Tsunehiko Watase und Miki Sugimoto scheinen nach AESTHETICS OF A BULLET irgendwie füreinander bestimmt gewesen zu sein. Insgesamt noch dreimal spielten sie mehr oder weniger die gleichen Rollen. Immer war Watase der Ganove und Sugimoto sein Liebchen. So auch in der Generalprobe dieser Konstellation und dann noch unter dem Kunst-Deckmantel der ART THEATRE GUILD (atg).
Das Budget war zwar, wie immer bei der atg, viel schmaler als bei Nakajimas Vertragsstudio Toei, doch aufgrund seines Bekanntheitsgrades und der projektbezogenen künstlerischen Ambitionen konnte er sogar klassischen Toei- und Nikkatsu-Cast für nen Appel und n Ei für seinen Exploitation-meets-Arthouse-Ausflug gewinnen. Theoretisch ist Nakajimas Ausbruch zwar die klassische Yakuza-Milieu-Geschichte, doch schon in den ersten Minuten ist zu erkennen, warum viele etablierte Regisseure aus dem Studiosystem ausbrachen, um bei der atg ihre kreativen Träume zu verwirklichen .
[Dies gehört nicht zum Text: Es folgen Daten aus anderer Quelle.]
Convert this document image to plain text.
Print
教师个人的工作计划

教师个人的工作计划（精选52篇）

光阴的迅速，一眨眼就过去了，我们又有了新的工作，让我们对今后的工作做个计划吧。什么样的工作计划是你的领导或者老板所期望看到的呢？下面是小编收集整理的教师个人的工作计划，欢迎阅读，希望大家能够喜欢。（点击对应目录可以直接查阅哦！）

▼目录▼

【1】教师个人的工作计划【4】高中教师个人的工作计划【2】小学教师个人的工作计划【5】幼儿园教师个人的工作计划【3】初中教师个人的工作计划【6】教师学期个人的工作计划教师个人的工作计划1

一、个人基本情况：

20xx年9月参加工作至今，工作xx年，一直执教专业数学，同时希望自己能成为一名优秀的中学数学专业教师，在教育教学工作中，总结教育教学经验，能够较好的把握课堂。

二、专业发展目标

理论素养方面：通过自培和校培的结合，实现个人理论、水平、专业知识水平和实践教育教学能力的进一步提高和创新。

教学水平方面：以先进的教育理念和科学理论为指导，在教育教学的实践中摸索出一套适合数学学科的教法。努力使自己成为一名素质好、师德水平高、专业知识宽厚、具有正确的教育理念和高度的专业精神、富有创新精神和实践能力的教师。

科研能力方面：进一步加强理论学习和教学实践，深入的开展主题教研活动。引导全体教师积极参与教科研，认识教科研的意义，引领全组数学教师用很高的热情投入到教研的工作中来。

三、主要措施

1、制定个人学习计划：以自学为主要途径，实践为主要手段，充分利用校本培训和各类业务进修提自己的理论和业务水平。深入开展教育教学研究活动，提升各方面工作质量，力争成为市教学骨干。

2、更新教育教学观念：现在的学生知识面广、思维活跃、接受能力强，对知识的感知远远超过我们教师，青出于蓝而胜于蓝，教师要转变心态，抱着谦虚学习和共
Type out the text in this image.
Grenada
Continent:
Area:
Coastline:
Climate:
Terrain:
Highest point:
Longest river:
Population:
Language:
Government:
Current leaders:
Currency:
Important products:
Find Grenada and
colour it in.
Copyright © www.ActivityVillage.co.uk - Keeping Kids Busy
Denn wie Nakajima hier seine Geschichte erzählt, hätte bei Toei wohl kein Verantwortlicher abgesegnet (Um es mal in der Comic-Sprache auszudrücken, war Nikkatsu eher DC und Toei Marvel, was hieß, dass das Zielpublikum von Toei seeehr einfach gestrickt war und wohl stirnfaltig das Kino verlassen hätte).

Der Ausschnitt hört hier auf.